I am trying to implement a real-time recommendation system using the Google Cloud Services. I've already build the engine using Kafka, Apache Storm and Cassandra but I want to create the same engine in Scala using Cloud Pub/Sub, Cloud Dataflow and Cloud Bigtable.
So far in Cassandra, since I read and write multiple times during my Apache Storm bolt operation, I've implement the following connector MyDatabase.scala that initiates a singleton connection with the database and use this connection inside the bolt to read and update the User table using the streamed data that comes from Kafka spout. I used the Phantom Scala API driver for Cassandra.
MyDatabase.scala
import scala.concurrent.Await
import scala.concurrent.duration._
import com.websudos.phantom.dsl._
object CustomConnector {
val hosts = Seq("localhost")
val connector = ContactPoints(hosts).keySpace(""my_keyspace")
}
class MyDatabase(val keyspace: KeySpaceDef) extends Database(keyspace) {
object users extends Users with keyspace.Connector
}
object MyDatabase extends MyDatabase(CustomConnector.connector) {
Await.result(MyDatabase.autocreate.future(), 5.seconds)
}
Users.scala
import com.websudos.phantom.CassandraTable
import com.websudos.phantom.dsl._
import scala.concurrent.Future
case class User(
id: String,
items: Map[String, Int]
)
class UsersTable extends CassandraTable[Users, User] {
object id extends StringColumn(this) with PartitionKey[String]
object items extends MapColumn[String, Int](this)
def fromRow(row: Row): User = {
User(
id(row),
items(row)
)
}
}
abstract class Users extends UsersTable with RootConnector {
def store(user: User): Future[ResultSet] = {
insert.value(_.id, user.id).value(_.items, user.items)
.consistencyLevel_=(ConsistencyLevel.ALL)
.future()
}
def getById(id: String): Future[Option[User]] = {
select.where(_.id eqs id).one()
}
}
The Dataflow pipeline will be like this:
- Ingest streaming data from Pub/Sub.
- Implement the logic in a single parDo where we will update multiple tables in Bigtable with some new values that generated from the ingested data from Pub/Sub.

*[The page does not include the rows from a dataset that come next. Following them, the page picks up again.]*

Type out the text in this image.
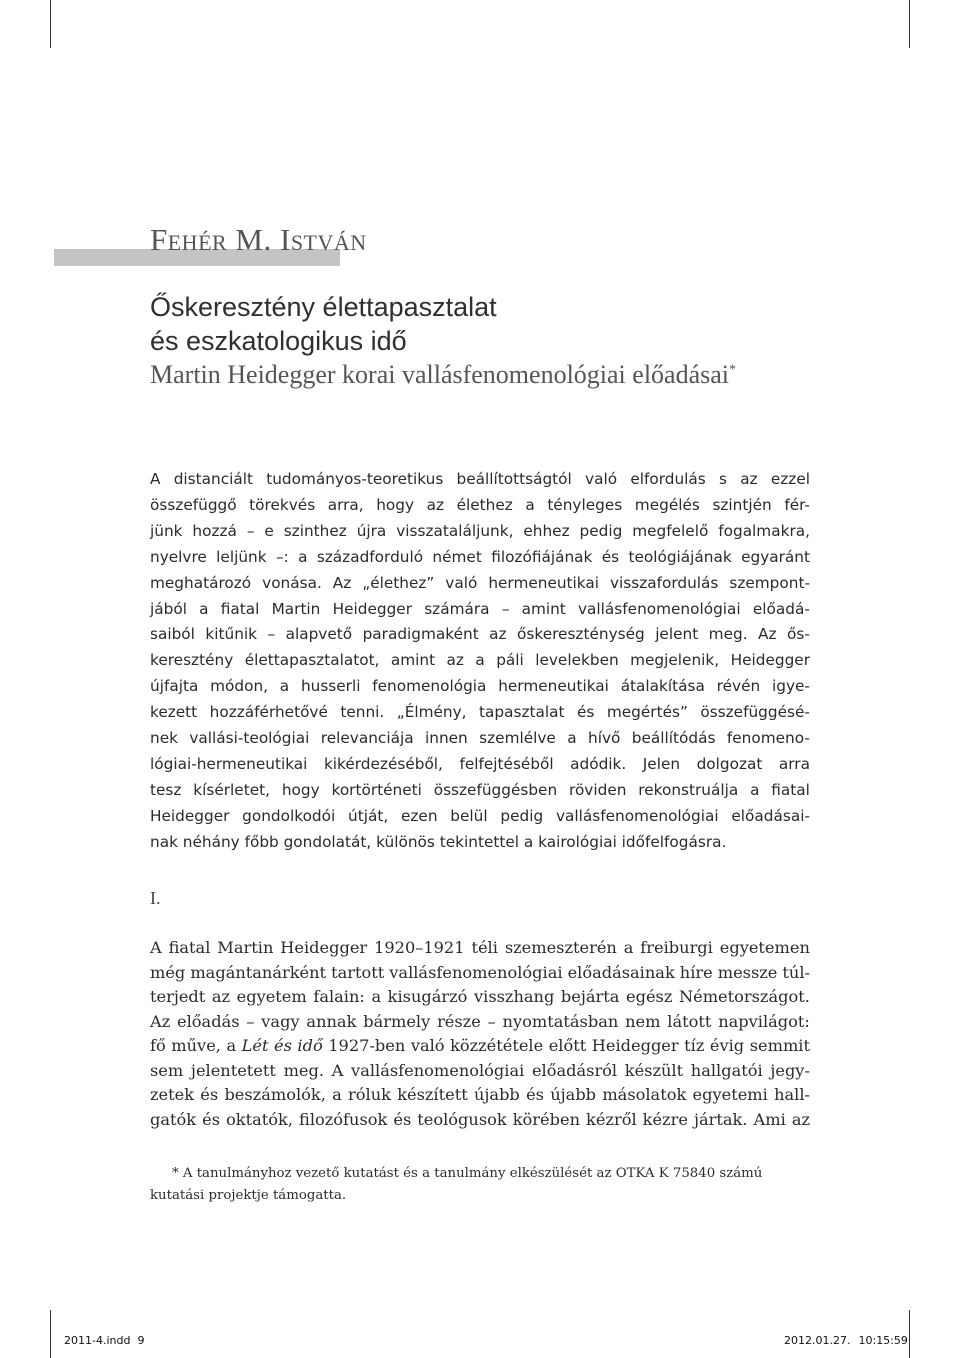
Fehér M. István
Őskeresztény élettapasztalat
és eszkatologikus idő
Martin Heidegger korai vallásfenomenológiai előadásai*
A distanciált tudományos-teoretikus beállítottságtól való elfordulás s az ezzel
összefüggő törekvés arra, hogy az élethez a tényleges megélés szintjén fér-
jünk hozzá – e szinthez újra visszataláljunk, ehhez pedig megfelelő fogalmakra,
nyelvre leljünk –: a századforduló német filozófiájának és teológiájának egyaránt
meghatározó vonása. Az „élethez” való hermeneutikai visszafordulás szempont-
jából a fiatal Martin Heidegger számára – amint vallásfenomenológiai előadá-
saiból kitűnik – alapvető paradigmaként az őskereszténység jelent meg. Az ős-
keresztény élettapasztalatot, amint az a páli levelekben megjelenik, Heidegger
újfajta módon, a husserli fenomenológia hermeneutikai átalakítása révén igye-
kezett hozzáférhetővé tenni. „Élmény, tapasztalat és megértés” összefüggésé-
nek vallási-teológiai relevanciája innen szemlélve a hívő beállítódás fenomeno-
lógiai-hermeneutikai kikérdezéséből, felfejtéséből adódik. Jelen dolgozat arra
tesz kísérletet, hogy kortörténeti összefüggésben röviden rekonstruálja a fiatal
Heidegger gondolkodói útját, ezen belül pedig vallásfenomenológiai előadásai-
nak néhány főbb gondolatát, különös tekintettel a kairológiai időfelfogásra.
I.
A fiatal Martin Heidegger 1920–1921 téli szemeszterén a freiburgi egyetemen
még magántanárként tartott vallásfenomenológiai előadásainak híre messze túl-
terjedt az egyetem falain: a kisugárzó visszhang bejárta egész Németországot.
Az előadás – vagy annak bármely része – nyomtatásban nem látott napvilágot:
fő műve, a Lét és idő 1927-ben való közzététele előtt Heidegger tíz évig semmit
sem jelentetett meg. A vallásfenomenológiai előadásról készült hallgatói jegy-
zetek és beszámolók, a róluk készített újabb és újabb másolatok egyetemi hall-
gatók és oktatók, filozófusok és teológusok körében kézről kézre jártak. Ami az
* A tanulmányhoz vezető kutatást és a tanulmány elkészülését az OTKA K 75840 számú
kutatási projektje támogatta.
2011-4.indd 9	2012.01.27. 10:15:59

The creation of the connection with Cassandra is pretty straigthforward when you are working with the Phantom DSL. My question is if there is any equivelant library like Phantom for Google Cloud Bigtable or what is the correct way to implement this using the Google Cloud API and Scio (since I'll be implementing the Dataflow pipeline with Scala). It seems that I can't find nowhere any relevant example to establish a connection with Bigtable and use this connection inside a Dataflow pipeline in Scala.
Thanks